Dr. Scott Atran
Institute for Social Research
University of Michigan
Ann Arbor MI 48106-1248, USA
e-mail: satran@umich.edu
(Mailing address for fall 1996)

SCOTT ATRAN is Charge de Recherche, Centre National de la Recherche Scientifique, CREA-Ecole Polytechnique, Paris, France, and Research Scientist at the Institute for Social Research, as well as Adjunct Professor of Psychology and Anthropology at the University of Michigan, Ann Arbor. He holds a Ph.D. in anthropology (1984) from Columbia University (doctoral thesis: "The Phenomenal Foundations of Biological Classification"). He was assistant to Dr. Margaret Mead, Curator of Ethnology, American Museum of Natural History (1970-74), coordinator of the Animal and Human Communication Program (Royaumont Center for a Science of Man, Paris, France), and organizer of the Chomsky-Piaget Conference on Language and Learning (1974-76). Since 1981, he has held numerous research and teaching positions in France, Israel, and the United States. His research focus is on the cognitive foundations of biological classification, learning, and reasoning. He has published broadly on these topics, including the book "Cognitive Foundations of Natural History: Toward an Anthropology of Science" (1990). He is currently involved in joint research with Dr. Douglas Medin on ethnoecological knowledge and reasoning, as well as conceptualization and management of common-pool natural resources, among Mayan and Mestizo populations of Guatemala and Mexico.

**************************************

ABSTRACT

"The Commons Breakdown"

Humankind's health depends upon maintaining aspects of the environment that sustain human survival and people's desire for progress. Maintaining the environment, in turn, depends upon knowledge that is effective in producing actions that adequately anticipate future consequences. Given the geometrically increasing rates of word-wide pollution, rapid resource depletion and massive species extinction there is little evidence that our industrial societies currently possess the effective knowledge necessary for managing humankind's changing relationships to its common resources, such as the earth's forests, ranges, air and waters. Indeed, there are compelling arguments that "rational" calculation of gains and losses for individual decision-makers in such societies leads inexorably to overuse and ruin of resources. Nevertheless, successful management of local ecosystems does not appear to be infrequent in small-scale societies and among traditional peoples.
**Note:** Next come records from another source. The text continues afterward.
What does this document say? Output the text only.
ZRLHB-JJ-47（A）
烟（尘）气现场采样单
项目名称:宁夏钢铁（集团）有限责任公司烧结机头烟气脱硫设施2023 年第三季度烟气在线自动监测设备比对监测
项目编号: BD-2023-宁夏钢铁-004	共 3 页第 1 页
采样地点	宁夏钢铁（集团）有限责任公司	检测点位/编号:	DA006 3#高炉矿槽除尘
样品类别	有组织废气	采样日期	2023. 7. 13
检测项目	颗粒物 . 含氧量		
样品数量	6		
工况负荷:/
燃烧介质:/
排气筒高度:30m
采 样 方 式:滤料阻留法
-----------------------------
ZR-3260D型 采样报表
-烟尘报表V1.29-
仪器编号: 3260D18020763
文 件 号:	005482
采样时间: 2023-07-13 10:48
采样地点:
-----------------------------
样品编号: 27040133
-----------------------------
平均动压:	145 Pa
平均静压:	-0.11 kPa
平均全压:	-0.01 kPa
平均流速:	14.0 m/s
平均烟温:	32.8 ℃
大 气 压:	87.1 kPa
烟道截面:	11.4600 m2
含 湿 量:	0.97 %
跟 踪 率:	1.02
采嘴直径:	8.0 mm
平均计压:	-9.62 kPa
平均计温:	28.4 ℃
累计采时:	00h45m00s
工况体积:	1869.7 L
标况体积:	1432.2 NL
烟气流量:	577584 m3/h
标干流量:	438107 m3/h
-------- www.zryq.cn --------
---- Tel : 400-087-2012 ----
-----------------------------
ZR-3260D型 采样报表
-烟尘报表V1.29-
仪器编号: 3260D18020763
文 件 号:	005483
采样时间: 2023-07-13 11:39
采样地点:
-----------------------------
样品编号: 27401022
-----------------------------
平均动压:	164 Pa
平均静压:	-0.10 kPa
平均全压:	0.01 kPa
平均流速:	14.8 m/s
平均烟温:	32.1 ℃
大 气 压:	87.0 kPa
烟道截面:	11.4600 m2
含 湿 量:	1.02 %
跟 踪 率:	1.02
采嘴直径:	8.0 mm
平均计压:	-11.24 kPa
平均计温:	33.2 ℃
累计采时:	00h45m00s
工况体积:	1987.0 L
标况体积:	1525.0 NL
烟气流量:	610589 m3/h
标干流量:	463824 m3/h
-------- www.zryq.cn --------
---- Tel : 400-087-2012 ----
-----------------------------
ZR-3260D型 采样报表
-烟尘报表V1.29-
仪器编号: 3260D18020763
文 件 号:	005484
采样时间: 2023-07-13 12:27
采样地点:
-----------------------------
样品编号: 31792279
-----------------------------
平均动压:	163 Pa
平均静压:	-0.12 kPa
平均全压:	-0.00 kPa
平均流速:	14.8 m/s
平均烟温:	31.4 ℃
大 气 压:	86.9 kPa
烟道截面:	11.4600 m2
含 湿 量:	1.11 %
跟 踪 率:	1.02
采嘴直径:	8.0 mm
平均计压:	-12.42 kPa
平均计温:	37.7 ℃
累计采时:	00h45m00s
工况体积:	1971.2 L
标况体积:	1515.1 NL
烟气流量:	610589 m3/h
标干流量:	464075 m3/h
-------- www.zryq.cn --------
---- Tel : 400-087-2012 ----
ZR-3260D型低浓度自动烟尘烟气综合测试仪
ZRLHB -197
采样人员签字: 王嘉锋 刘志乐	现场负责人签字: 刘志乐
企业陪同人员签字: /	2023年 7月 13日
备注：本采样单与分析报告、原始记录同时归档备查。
There are, however, few economic, political or legal institutions in the fast expanding industrialized world that countenance any form of environmental management that is neither private nor government-controlled. There is even less consideration of the likelihood that common-pool resources may not be as fully negotiable, transferable or interchangeable as money items. Current research and planning by development and conservation agencies rarely addresses such issues. Despite frequent calls for "local participation" and "grassroots involvement," it is overwhelmingly the case that the agenda for such participation and involvement is preset from the outside. As a result, even long-standing commons regimes that may date back to the beginnings of civilizations are not likely to survive into the next millenium.

Our research considers the possibility that commons problems may result principally from local commons breakdowns, not from an original lack of commons solutions. It focuses on how those aspects of folkbiological knowledge and reasoning that pertain to commons management systematically form in people's minds, how they are communicated and distributed through society, and how they are implemented in action. Understanding how cultures successfully manage their common-pool resources, and where this management breaks down, not only offers potential templates or bases for the elaboration of localized solutions to particular problems that may affect millions of people in both industrialized and developing nations, but also the chance that we may not have to start from scratch in attempting to cope with more expansive and global challenges to our children's health and to the prospects for the cultural survival and progress of others.